Desde hace más de 300 años la ciudad resguarda pasajes que atesoran leyendas urbanas, historias familiares, recuerdos épicos y, en general, un legado histórico que forma parte de la identidad de los poblanos.

EL PUENTE

Este puente, al cual se ingresa por la calle 2 Oriente y Bulevar 5 de Mayo, tuvo varios nombres a lo largo de su historia. Inicialmente fue conocido como Puente de las Bubas por estar cerca del Hospital de Bubas (1682-1704).

Posteriormente, al establecerse en la calle inmediata el Cuartel de Dragones de la Guardia Virreinal se le conoció como Puente de los Soldados (1745), también a lo largo del siglo XVIII como Puente de Carrillo o de Apresa por el obraje de ambos apellidos.

Al establecerse el Mesón del Toro también se le conoció como Del Toro o de Torija, y ya en el siglo XIX se le conoció generalmente con cualquiera de esos tres nombres (Torija, del Toro o de Apresa).

De acuerdo a la comunidad Puebla Antigua, en 1856 tras aceptar la propuesta de un vecino se le oficializó el nombre de Puente de Motolinía en honor a uno de los fundadores de Puebla.

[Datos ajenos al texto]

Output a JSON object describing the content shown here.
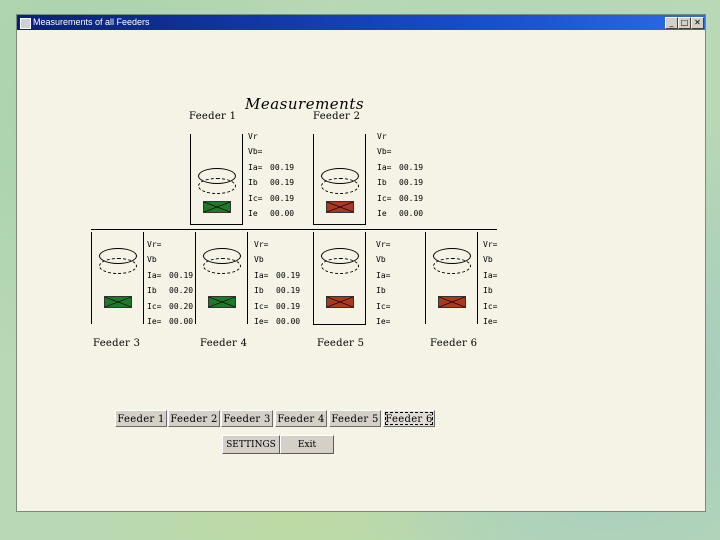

Este puente se encuentra bajo el bulevar 5 de Mayo y tras algunas excavaciones hechas en la última década del siglo XX se pudo constatar que en su mayoría se conserva.

UNIÓN

Este puente, sirvió para unir a la Puebla de los españoles y familias distinguidas que vivían a un lado del río con los poblanos indígenas que estaban asentados en el otro extremo del río, del lado de Analco, y quienes sostenían las labores primordiales de la Puebla de antaño.

RECORRIDO

Actualmente, la apertura de este puente es una gran oportunidad para que el público en general se sorprenda de las construcciones de antaño, de la riqueza patrimonial que posee la ciudad y que revaloren el lugar donde habitan.

El recorrido de 70 metros de la zona permite que el visitante conozca la arquitectura que sostiene a la ciudad moderna, pues con la ayuda de historiadores y restauradores especializados se logró mantener lo más parecido al original y que corresponde a los siglos XVI y XVII.